Here’s a status report on what’s next for the 19 defendants in the Fulton County case:
Defendant #1 – Trump still loving the attention
Trump himself appears to be enjoying the legal attention, especially as his poll numbers – and legal and campaign war chests get bigger with each indictment.
Initially, after the 41-count Georgia indictment was unsealed last week, the former president railed against the state charges – and Willis specifically − on social media and announced plans to hold a “news conference” to prove how the charges were baseless. He canceled that event but has been milking the publicity for all it’s worth, including his booking into Fulton County jail.
“I have four of them now if you look. I mean, this is not even possible,” Trump said on Fox Business. “Four, over the next, last couple of months. And frankly, it discredits everything. And they’re all very similar in the sense that they’re, there’s no basis for them.”
Defendants #2 through #7 – the alleged inner circle
At least three of the defendants are trying to move their cases to federal court; Meadows, former senior Justice Department official Jeffrey Clark and David Shafer, the former Georgia Republican Party chairman.
U.S. District Judge Steve Jones is set to hold a hearing Monday on Meadows’ request, but he refused to block the arrest of Meadows and Clark, who is also charged with trying to help Trump illegally overturn the election.
At the federal level, Meadows has also asked to dismiss the case, for the same reason, which is that any actions he took to help Trump were done in his official capacity as White House chief of staff.
Willis called the urgency of request “meritless” and “futile.”
Several of Trump’s lawyers − Giuliani, Chesebro, Sidney Powell and Jenna Ellis surrendered Wednesday.

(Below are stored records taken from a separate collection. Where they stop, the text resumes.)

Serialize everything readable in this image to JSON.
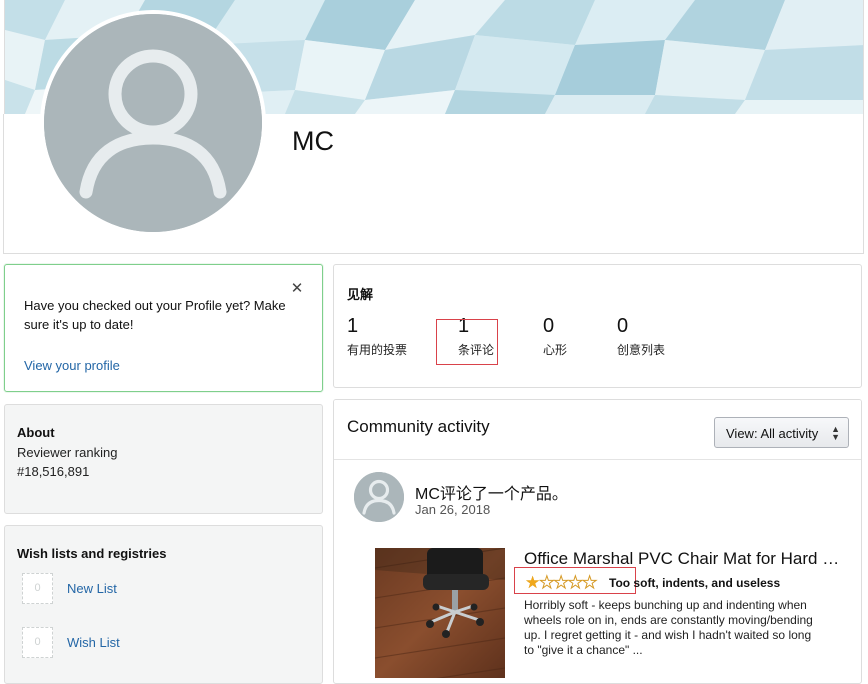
{
  "profile": {
    "name": "MC"
  },
  "notice": {
    "text": "Have you checked out your Profile yet? Make sure it's up to date!",
    "close_glyph": "✕",
    "link": "View your profile"
  },
  "about": {
    "title": "About",
    "ranking_label": "Reviewer ranking",
    "ranking_value": "#18,516,891"
  },
  "wishlists": {
    "title": "Wish lists and registries",
    "items": [
      {
        "thumb_count": "0",
        "label": "New List"
      },
      {
        "thumb_count": "0",
        "label": "Wish List"
      }
    ]
  },
  "insights": {
    "title": "见解",
    "stats": [
      {
        "value": "1",
        "label": "有用的投票"
      },
      {
        "value": "1",
        "label": "条评论"
      },
      {
        "value": "0",
        "label": "心形"
      },
      {
        "value": "0",
        "label": "创意列表"
      }
    ]
  },
  "activity": {
    "title": "Community activity",
    "view_label": "View:  All activity",
    "view_arrows": "▲▼",
    "entry": {
      "headline": "MC评论了一个产品。",
      "date": "Jan 26, 2018",
      "product_title": "Office Marshal PVC Chair Mat for Hard Floors",
      "rating": 1,
      "rating_max": 5,
      "review_title": "Too soft, indents, and useless",
      "review_body": "Horribly soft - keeps bunching up and indenting when wheels role on in, ends are constantly moving/bending up. I regret getting it - and wish I hadn't waited so long to \"give it a chance\" ..."
    }
  },
  "colors": {
    "link": "#2366a6",
    "star": "#f0a81c",
    "highlight": "#d9424a",
    "notice_border": "#7fcf8c"
  }
}
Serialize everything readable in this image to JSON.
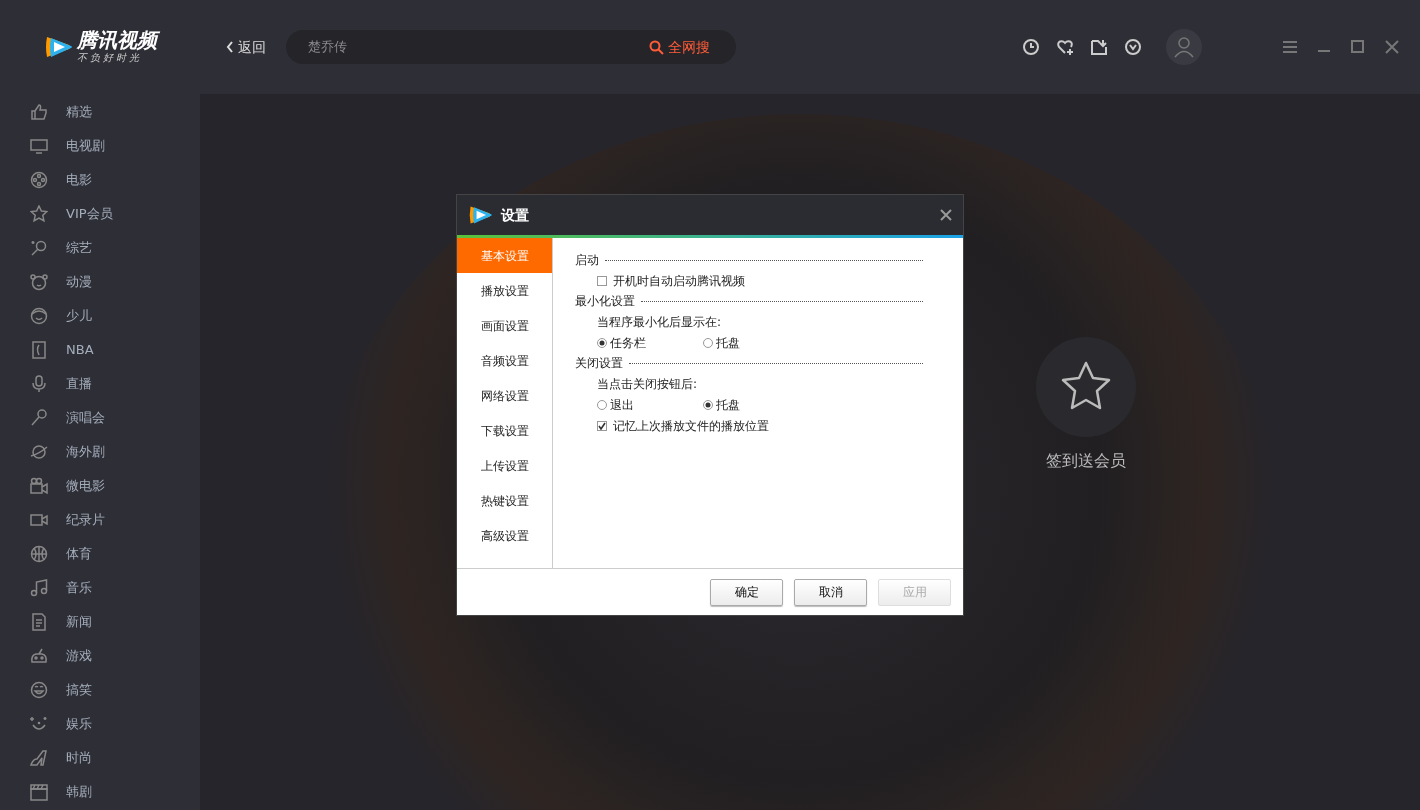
{
  "app": {
    "logo_text": "腾讯视频",
    "slogan": "不负好时光"
  },
  "top_bar": {
    "back": "返回",
    "search": {
      "placeholder": "楚乔传"
    },
    "search_button": "全网搜"
  },
  "sidebar": {
    "items": [
      {
        "label": "精选"
      },
      {
        "label": "电视剧"
      },
      {
        "label": "电影"
      },
      {
        "label": "VIP会员"
      },
      {
        "label": "综艺"
      },
      {
        "label": "动漫"
      },
      {
        "label": "少儿"
      },
      {
        "label": "NBA"
      },
      {
        "label": "直播"
      },
      {
        "label": "演唱会"
      },
      {
        "label": "海外剧"
      },
      {
        "label": "微电影"
      },
      {
        "label": "纪录片"
      },
      {
        "label": "体育"
      },
      {
        "label": "音乐"
      },
      {
        "label": "新闻"
      },
      {
        "label": "游戏"
      },
      {
        "label": "搞笑"
      },
      {
        "label": "娱乐"
      },
      {
        "label": "时尚"
      },
      {
        "label": "韩剧"
      }
    ]
  },
  "promo": {
    "label": "签到送会员"
  },
  "dialog": {
    "title": "设置",
    "nav": [
      {
        "label": "基本设置",
        "selected": true
      },
      {
        "label": "播放设置",
        "selected": false
      },
      {
        "label": "画面设置",
        "selected": false
      },
      {
        "label": "音频设置",
        "selected": false
      },
      {
        "label": "网络设置",
        "selected": false
      },
      {
        "label": "下载设置",
        "selected": false
      },
      {
        "label": "上传设置",
        "selected": false
      },
      {
        "label": "热键设置",
        "selected": false
      },
      {
        "label": "高级设置",
        "selected": false
      }
    ],
    "sections": [
      {
        "title": "启动",
        "items": [
          {
            "kind": "checkbox",
            "label": "开机时自动启动腾讯视频",
            "checked": false
          }
        ]
      },
      {
        "title": "最小化设置",
        "items": [
          {
            "kind": "text",
            "label": "当程序最小化后显示在:"
          },
          {
            "kind": "radios",
            "options": [
              {
                "label": "任务栏",
                "selected": true
              },
              {
                "label": "托盘",
                "selected": false
              }
            ]
          }
        ]
      },
      {
        "title": "关闭设置",
        "items": [
          {
            "kind": "text",
            "label": "当点击关闭按钮后:"
          },
          {
            "kind": "radios",
            "options": [
              {
                "label": "退出",
                "selected": false
              },
              {
                "label": "托盘",
                "selected": true
              }
            ]
          },
          {
            "kind": "checkbox",
            "label": "记忆上次播放文件的播放位置",
            "checked": true
          }
        ]
      }
    ],
    "buttons": [
      {
        "label": "确定",
        "disabled": false
      },
      {
        "label": "取消",
        "disabled": false
      },
      {
        "label": "应用",
        "disabled": true
      }
    ]
  }
}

Ellis is one of several of Trump’s lawyers who have complained that Trump isn’t paying their legal bills, despite his vast and high-profile fundraising effort to mount an aggressive legal defense. She has turned to social media to ask why the former president and his donors aren’t doing more to help.

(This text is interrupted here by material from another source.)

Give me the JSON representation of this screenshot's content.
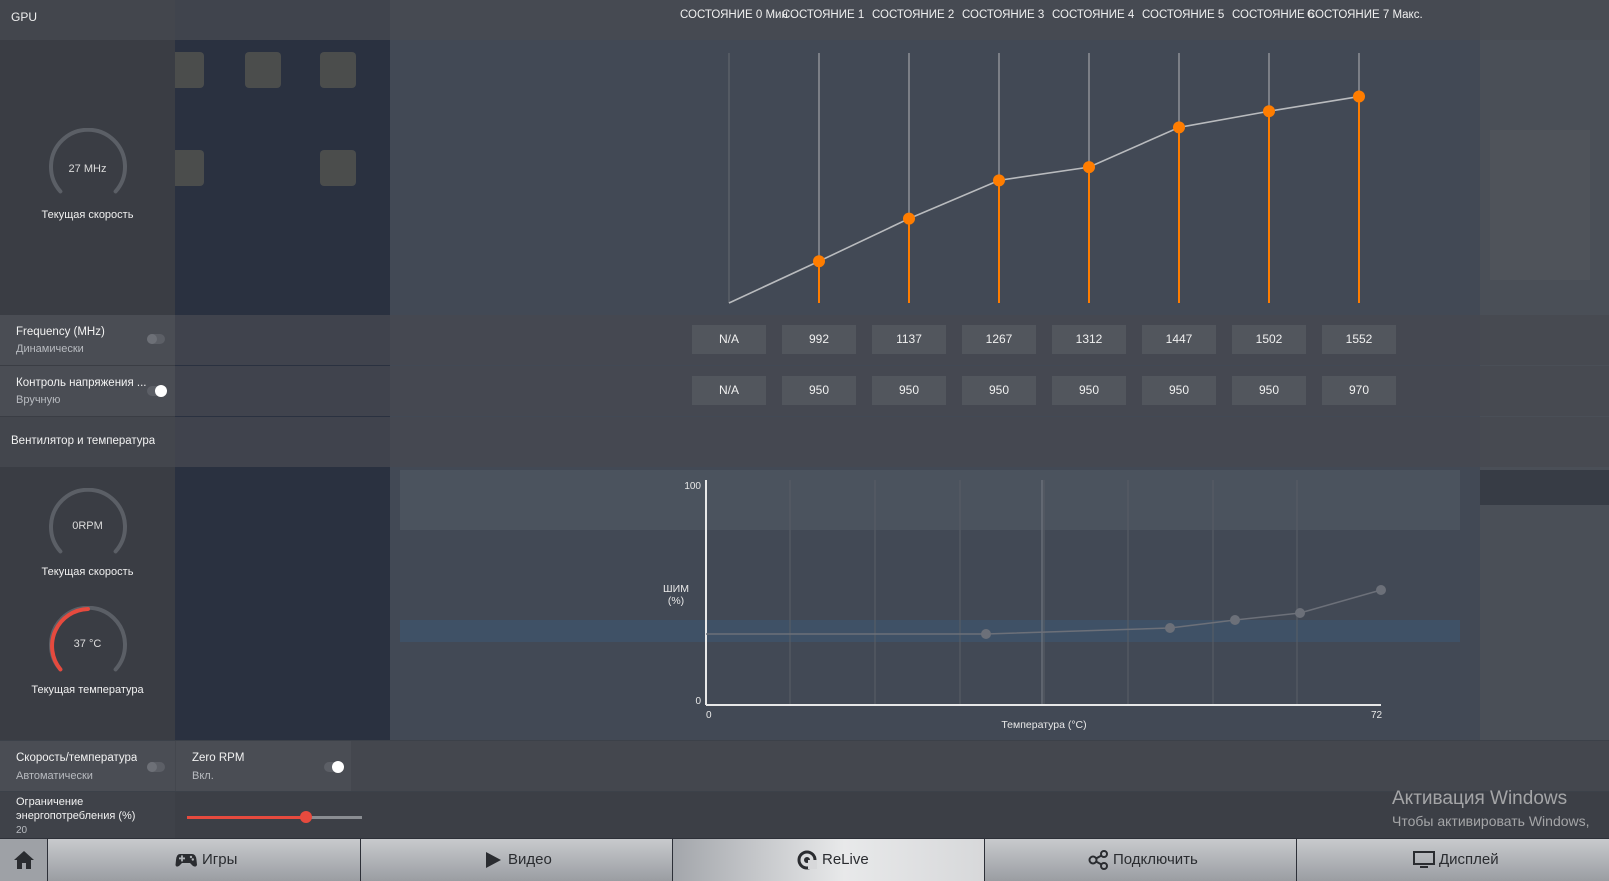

And Trump campaign aide Michael Roman is charged in connection with allegedly instructing an unnamed co-conspirator to coordinate with Trump campaign officials to contact state legislators in Georgia and other battleground states on behalf of Trump and encourage them to unlawfully appoint presidential electors.
The Georgia defendants
Shafer, one of the alternate presidential electors who supported Trump despite Biden winning the state, also asked to move his case to federal court. He faces eight charges, including impersonating a public official, forgery and making false statements.
Shafer has argued that serving as a Republican presidential elector chosen in March 2020, he was a federal official acting in his official capacity. He seeks to present several federal defenses to his actions, including official immunity, supremacy clause immunity and the First Amendment.
But Shafer has also said attorneys for Trump, his campaign and the local GOP were responsible for urging him to assemble a slate of false presidential electors that are now at the heart of a sprawling racketeering case.
“Mr. Shafer and the other Republican Electors in the 2020 election acted at the direction of the incumbent President and other federal officials,” Shafer’s attorney wrote in a petition seeking to move the Fulton County case to federal court.
Other local defendants include Georgia lawyers Ray Smith and Robert Cheeley and Shawn Still, one of 16 Georgia Republicans who signed a certificate falsely stating that Trump had won the state and declaring themselves the state’s “duly elected and qualified” electors.
The Georgia list also includes pastor Stephen Cliffgard Lee, publicist Trevian Kutti and Harrison William Prescott Floyd, who allegedly tried to pressure local election workers to confess to election fraud.
And three others, Cathleen Latham, Scott Hall and Misty Hampton were charged, along with Powell, with election interference for allegedly unlawfully tampering with electronic ballot markers and tabulating machines in Coffee County, Georgia., on Jan. 7, 2021. They were also charged with unlawful possession of ballots, computer theft, computer trespass and computer invasion of privacy. And they were charged with conspiracy to defraud the state by stealing voter data.